Le rendu du Conseil de la concurrence relatif au dossier nébuleux des hydrocarbures et les soupçons d’entente entre opérateurs dans le secteur, en tête desquels figure le grand distributeur national appartenant à la famille Akhannouch et ses associés, soulève nombre de questions quant à la liberté d’action du Conseil de la concurrence et les lacunes au niveau de la réglementation ad hoc. Si le verdict de l’institution que pilote Ahmed Rahhou confirme l’existence d’un trafic dont la légalité est en « borderline », il n’en reste pas moins que le manque à gagner exigible, tel qu’approuvé au terme d’un deal négocié, est loin de rendre justice et à l’Etat et aux consommateurs.
Hydrocarbures, concurrence et colère : Lorsque le CC de la concurrence accouche d’une souri…

En mettant la main dans le cambouis, le management du Conseil de la concurrence savait qu’il était attendu au détour. Surtout que les informations qui circulaient laissaient entendre que les importateurs et distributeurs des hydrocarbures se sont fait des bénéfices record depuis que la libération des prix a été décidé par le gouvernement. On parle aujourd’hui de marges fortes cumulées qui flirtent avec les 60 milliards de Dh, tombés dans l’escarcelle des distributeurs, le tout au grand dam de l’économie du pays.  Car qui dit hydrocarbure, dit énergie. Soit, en d’autres termes, le nerf de la guerre économique. L’inflation produite localement trouve son explication, pour partie, dans cette scandaleuse anomalie. Voilà pourquoi les accords de transaction engageant les 9 sociétés pétrolières devant s’acquitter de 1,84 milliard de dirhams à titre de règlement des litiges concernant des pratiques contraires aux règles de la concurrence sur les marchés, a de quoi laisser observateurs et citoyens sur leur faim ! Autant dire que le deal cache à peine le dol. Quand bien même le verdict du Conseil de la concurrence confirme, via cette opération transactionnelle, que les pétroliers ont violé la loi et porté un coup des plus sérieux au pouvoir d’achat des citoyens. Ceci est d’autant plus vrai que la justice n’a pas été appelée à la rescousse alors que la violation de la réglementation en vigueur renvoie au pénal. L’affaire est donc grave. Et sa gravité prend une autre dimension lorsque le « mouton noir » dans cette affaire renvoie directement à la gestion des affaires de l’Etat, la fortune du chef du gouvernement étant liée, entre autres activités lucratives, aux hydrocarbures.

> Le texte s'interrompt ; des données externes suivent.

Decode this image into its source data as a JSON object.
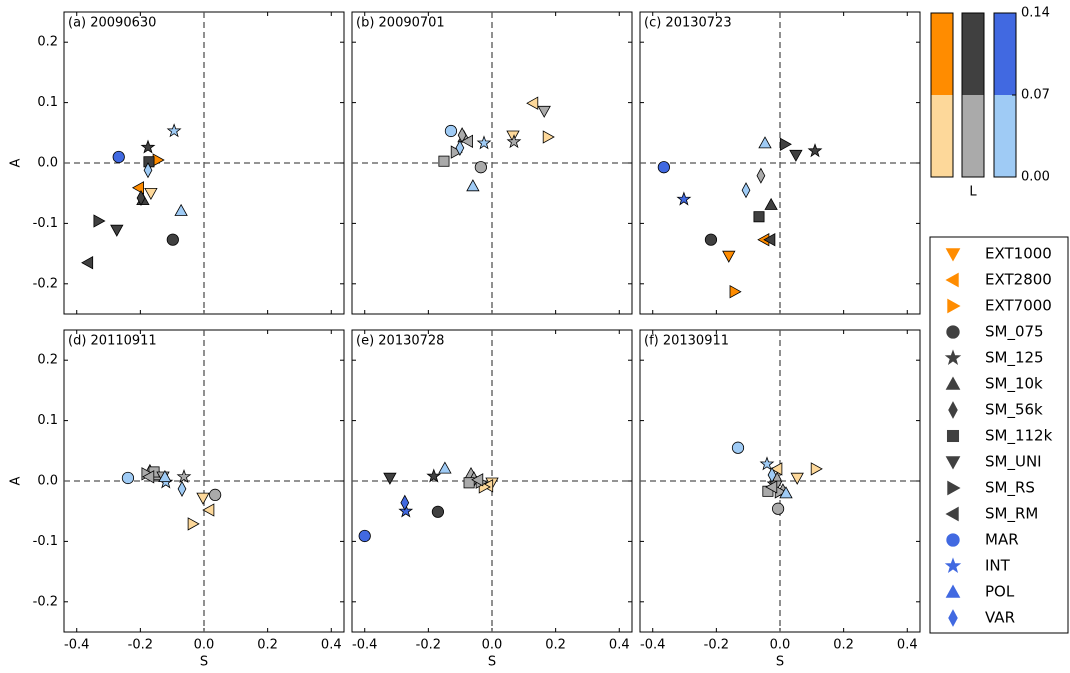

Réagissant à ce développement attendu, Houcine El Yamani, militant au sein de la Confédération démocratique du travail (CDT) es qualité de secrétaire général du Syndicat national du pétrole et du gaz, ne se départit pas de son approche critique. « Le Conseil a tardé à parvenir à cette conclusion que nous avions soulevée depuis 2016. Cette mesure est un signe d’équité et de reconnaissance de nos luttes menées depuis des années », a-t-il relevé. Tout en ajoutant que « cette réparation est intervenue sur la base de la reconnaissance des concernés par les accusations portées à leur encontre. Après huit ans, ils ont admis qu’ils s’étaient mis d’accord sur les prix. Il y avait une intention de nuire aux intérêts du peuple et de l’économie nationale toutes ces années.»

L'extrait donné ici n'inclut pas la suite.